Enrolling in Benefits
You are eligible if you are a part-time employee working 0.6 – 0.8 FTE or a full-time employee working 0.9 – 1.0 FTE. New hire coverage begins on the first of the month following 60 days from date of hire. You must enroll within 60 days of becoming eligible.
Employees with status change from ineligible (0.1 – 0.5 FTE) to benefit eligible status (0.6 – 1.0 FTE) must enroll for coverage within 30 days from the date of status change. For coverage to be effective, the online enrollment must be completed within the 30-day period.

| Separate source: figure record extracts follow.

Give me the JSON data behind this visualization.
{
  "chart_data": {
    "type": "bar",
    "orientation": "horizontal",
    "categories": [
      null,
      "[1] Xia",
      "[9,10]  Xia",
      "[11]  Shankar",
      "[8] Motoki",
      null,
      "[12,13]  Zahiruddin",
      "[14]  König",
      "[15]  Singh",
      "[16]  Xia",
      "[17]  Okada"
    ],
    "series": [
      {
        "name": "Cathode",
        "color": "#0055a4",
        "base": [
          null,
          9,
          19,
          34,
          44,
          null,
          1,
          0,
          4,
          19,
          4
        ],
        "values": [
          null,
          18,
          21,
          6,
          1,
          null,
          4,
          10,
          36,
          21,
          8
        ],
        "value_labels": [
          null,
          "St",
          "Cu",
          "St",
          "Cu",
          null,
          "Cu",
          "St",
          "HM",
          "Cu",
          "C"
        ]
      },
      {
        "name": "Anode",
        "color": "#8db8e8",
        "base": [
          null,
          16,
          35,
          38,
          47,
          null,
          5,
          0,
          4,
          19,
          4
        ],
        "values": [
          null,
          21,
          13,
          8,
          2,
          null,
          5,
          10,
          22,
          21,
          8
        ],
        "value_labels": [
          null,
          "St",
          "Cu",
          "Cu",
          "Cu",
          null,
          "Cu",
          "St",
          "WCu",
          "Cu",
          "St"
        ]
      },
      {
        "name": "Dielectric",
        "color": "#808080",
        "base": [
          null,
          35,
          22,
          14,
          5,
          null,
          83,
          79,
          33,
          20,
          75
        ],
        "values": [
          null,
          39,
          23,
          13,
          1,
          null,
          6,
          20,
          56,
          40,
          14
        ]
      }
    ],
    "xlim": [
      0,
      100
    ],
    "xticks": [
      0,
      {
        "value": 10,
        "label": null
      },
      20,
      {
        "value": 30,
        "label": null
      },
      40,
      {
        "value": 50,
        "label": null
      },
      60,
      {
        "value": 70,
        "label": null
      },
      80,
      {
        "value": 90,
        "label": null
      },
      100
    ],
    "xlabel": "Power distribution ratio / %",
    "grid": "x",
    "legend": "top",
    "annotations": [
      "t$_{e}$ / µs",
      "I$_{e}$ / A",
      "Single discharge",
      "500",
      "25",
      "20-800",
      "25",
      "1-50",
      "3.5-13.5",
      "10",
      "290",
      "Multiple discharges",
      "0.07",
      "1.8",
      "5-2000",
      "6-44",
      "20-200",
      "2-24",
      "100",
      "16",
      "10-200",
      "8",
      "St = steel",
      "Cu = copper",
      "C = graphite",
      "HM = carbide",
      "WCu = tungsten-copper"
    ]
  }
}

You have 30 days to make changes after a Qualified Life Event.
Eligible Dependents
When you enroll yourself in medical, dental, and/or vision coverage, you may also cover your eligible dependents, including:
- Legally married spouse.
- Registered Domestic Partner (RDP), where applicable by state law, is eligible for coverage if you have filed a Certificate of Domestic Partner Affidavit. Review the Affidavit carefully because it will include important information regarding the guidelines for adding, ending, or changing your domestic partner.
- Natural, adopted, or stepchildren, or children of a domestic partner, up to age 26.
- Children over age 26 who are disabled and depend on you for support.
- Children named in a Qualified Medical Child Support Order (QMCSO).
Making Changes After Open Enrollment
After Open Enrollment ends, you cannot change your benefits and will have to wait until the next Open Enrollment—unless you experience a Qualified Life Event (such as marriage, birth, or loss of coverage).
Common Qualified Life Events Include
- Change in legal marital status
- Change in number of dependents or dependent eligibility status
- Change in employment status that affects eligibility for you, your spouse, or dependent child(ren)
- Change in residence that affects access to network providers
- Change in your health coverage or your spouse’s coverage due to your spouse’s employment
- Change in an individual’s eligibility for Medicare or Medicaid
- Court order requiring coverage for your child
- “Special enrollment event” under the Health Insurance Portability and Accountability Act (HIPAA), including a new dependent by marriage, birth or adoption, or loss of coverage under another health insurance plan
- Event allowed under the Children’s Health Insurance Program (CHIP) Reauthorization Act (you have 60 days to request enrollment due to events allowed under CHIP).